I have been looking into PyTorch’s C++ CUDA/CPU Extension Tutorial and at PyTorch’s torch.jit.load(..)
function.
My understanding is that a CUDA kernel that is compiled for a specific shape will have a better performance than a generic CUDA kernel. (e.g. check the discussion in this link)
Having said that, my question is: it possible to create a CUDA kernel with shapes passed as a template (and hence it will be compiled for a specific shape), e.g., something like:
#include <torch/extension.h>
#include <vector>
#include <ATen/NativeFunctions.h>
#include <ATen/Config.h>
template<c10::ArrayRef<long int> weight_size, c10::ArrayRef<long int> padding,
c10::ArrayRef<long int> stride, c10::ArrayRef<long int> dilation>
at::Tensor conv2d_forward(
const at::Tensor& input,
const at::Tensor& weight,
int64_t groups,
bool benchmark,
bool deterministic) {
// TODO: define kernel here
}
PYBIND11_MODULE(TORCH_EXTENSION_NAME, m) {
m.def("conv2d_forward", &conv2d_forward, "Conv2d forward");
}
and then when JITTing pass the shape and related parameters:
from torch.utils.cpp_extension import load
conv2d_ours = load(name="conv2d_forward", sources=["conv2d_forward.cpp"], params=[ "weight_size" = weight_size, "padding"=padding, "stride"=stride, "dilation"=dilation], verbose=True)
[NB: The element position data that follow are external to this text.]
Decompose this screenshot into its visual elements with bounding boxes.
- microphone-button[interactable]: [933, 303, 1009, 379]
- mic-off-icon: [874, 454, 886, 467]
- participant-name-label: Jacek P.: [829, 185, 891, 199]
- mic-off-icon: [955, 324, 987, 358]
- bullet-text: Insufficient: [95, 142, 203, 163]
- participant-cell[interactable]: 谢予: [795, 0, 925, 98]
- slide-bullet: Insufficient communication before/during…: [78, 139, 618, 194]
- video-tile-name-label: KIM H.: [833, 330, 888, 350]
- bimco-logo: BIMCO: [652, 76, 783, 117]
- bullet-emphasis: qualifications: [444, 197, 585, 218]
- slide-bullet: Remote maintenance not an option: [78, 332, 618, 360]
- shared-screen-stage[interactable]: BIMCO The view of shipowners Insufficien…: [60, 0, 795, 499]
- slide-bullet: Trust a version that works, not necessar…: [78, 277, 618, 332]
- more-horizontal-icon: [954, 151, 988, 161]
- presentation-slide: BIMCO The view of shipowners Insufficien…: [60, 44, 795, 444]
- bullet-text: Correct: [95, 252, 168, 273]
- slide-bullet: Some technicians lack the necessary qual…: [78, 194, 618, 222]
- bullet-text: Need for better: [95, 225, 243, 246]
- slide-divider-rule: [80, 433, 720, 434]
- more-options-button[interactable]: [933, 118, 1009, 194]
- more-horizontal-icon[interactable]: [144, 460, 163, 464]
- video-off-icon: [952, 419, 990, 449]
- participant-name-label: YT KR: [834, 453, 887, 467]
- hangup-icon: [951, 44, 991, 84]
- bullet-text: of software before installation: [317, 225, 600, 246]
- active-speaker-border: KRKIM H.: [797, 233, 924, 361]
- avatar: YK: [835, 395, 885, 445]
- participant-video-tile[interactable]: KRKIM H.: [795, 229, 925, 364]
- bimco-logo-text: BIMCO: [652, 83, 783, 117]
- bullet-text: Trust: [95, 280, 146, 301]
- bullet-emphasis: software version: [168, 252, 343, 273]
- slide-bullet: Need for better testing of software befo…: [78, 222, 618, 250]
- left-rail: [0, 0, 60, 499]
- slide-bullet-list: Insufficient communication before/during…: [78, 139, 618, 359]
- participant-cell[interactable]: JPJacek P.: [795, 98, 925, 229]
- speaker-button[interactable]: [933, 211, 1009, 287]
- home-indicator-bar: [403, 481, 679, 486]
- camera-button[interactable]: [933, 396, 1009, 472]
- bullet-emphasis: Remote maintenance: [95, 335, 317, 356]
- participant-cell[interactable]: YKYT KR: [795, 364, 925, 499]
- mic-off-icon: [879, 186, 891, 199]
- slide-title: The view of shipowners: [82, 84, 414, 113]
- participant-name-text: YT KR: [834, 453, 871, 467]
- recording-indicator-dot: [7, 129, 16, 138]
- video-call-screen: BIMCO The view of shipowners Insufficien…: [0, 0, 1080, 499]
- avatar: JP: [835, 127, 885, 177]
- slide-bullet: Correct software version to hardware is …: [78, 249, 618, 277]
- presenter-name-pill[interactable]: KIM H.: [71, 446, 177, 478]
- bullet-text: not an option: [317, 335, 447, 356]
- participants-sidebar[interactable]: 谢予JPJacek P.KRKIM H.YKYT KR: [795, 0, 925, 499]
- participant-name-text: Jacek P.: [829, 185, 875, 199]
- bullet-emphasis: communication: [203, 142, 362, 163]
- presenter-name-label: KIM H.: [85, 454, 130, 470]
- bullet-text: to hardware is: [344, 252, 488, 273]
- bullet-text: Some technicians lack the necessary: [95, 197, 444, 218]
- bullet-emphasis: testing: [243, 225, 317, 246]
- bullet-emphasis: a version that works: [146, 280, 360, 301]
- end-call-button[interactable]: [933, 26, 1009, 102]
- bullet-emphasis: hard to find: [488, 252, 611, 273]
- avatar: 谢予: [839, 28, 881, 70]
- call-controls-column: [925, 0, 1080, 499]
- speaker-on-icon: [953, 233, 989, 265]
Ideally, before invoking the convolution op, we look at the shape parameters and check if there has been a previously JITed version for the same parameters. If there exists, then we just invoked that pre-compiled kernel, else JIT compile the kernel and invoke it.
My understanding is that high-level compilers, like XLA and TVM, JIT compile kernels to specific shapes to enhance performance. It will be great if we can do something similar in PyTorch.